A la demande de Reinhard Staveaux, prématurément décédé voici quelques années, et de Karim Van Overmeire (député de Flandre orientale), j'ai prononcé l'allocution suivante dans un débat contradictoire en février 1994, lors de la “Fête” du parti flamand. Mon honorable con­tradicteur, lors de cette table ronde, était l'écrivain flamand Mark Joris, qui a sur­tout mis l'accent sur le “danger islamique” et a rapellé les doctrines militaires suc­cessives de l'Alliance atlantique. J'ai ajouté au texte initial quelques éléments nou­veaux, dictés par l'actualité.

Depuis l'effondrement de l'URSS, la situation militaire de l'Europe est devenue extrêmement compliquée. La disparition de l'«ennemi» crée un flou artistique, si bien que le commun des citoyens n'y voit plus clair.

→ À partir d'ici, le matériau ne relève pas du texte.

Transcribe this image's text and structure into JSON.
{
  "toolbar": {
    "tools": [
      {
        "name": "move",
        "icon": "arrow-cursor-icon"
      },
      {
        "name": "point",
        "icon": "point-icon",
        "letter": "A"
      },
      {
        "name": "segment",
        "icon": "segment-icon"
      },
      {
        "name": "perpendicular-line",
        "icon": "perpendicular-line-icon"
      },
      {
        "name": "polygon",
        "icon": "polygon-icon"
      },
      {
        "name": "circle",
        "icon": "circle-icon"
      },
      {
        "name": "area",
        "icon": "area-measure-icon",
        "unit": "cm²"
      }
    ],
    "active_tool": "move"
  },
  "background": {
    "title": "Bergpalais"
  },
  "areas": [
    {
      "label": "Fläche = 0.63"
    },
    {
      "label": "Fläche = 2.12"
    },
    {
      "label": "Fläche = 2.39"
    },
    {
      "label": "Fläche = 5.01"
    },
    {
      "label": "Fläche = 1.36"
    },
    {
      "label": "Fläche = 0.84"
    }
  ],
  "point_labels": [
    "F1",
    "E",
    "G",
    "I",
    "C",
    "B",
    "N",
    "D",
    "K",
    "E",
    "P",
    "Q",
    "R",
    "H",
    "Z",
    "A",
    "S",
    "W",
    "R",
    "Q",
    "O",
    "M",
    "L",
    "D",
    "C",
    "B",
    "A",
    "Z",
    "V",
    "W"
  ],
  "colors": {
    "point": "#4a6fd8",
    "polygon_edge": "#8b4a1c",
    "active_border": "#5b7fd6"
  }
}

D'une part, nous avons les institutions européennes (la CEE, l'AELE/EFTA  —ou ce qu'il en reste—  le Groupe de Visegrad avec la Pologne, la Hongrie et la République tchèque), qui n'ont aucune compétence militaire; ensuite, nous avons le vaste en­semble que constitue la CSCE, qui regroupe certes tous les pays européens et toutes les républiques de l'ex-URSS mais aussi le Canada et les Etats-Unis, qui appartiennent à un autre hémisphère, au nouveau monde, selon la planisphère établie jadis par Mercator. Cette projection ne nous permet pas d'apercevoir l'importance cruciale de la zone arctique, où Canadiens, Américains et Russes sont mitoyens, ce qui pourrait nous amener, un jour, à parler d'un hémisphère nord, plutôt que d'une juxtaposition d'un «vieux» et d'un «nouveau» monde, d'un hémisphère occidental américain et d'un hémisphère oriental eura­sien.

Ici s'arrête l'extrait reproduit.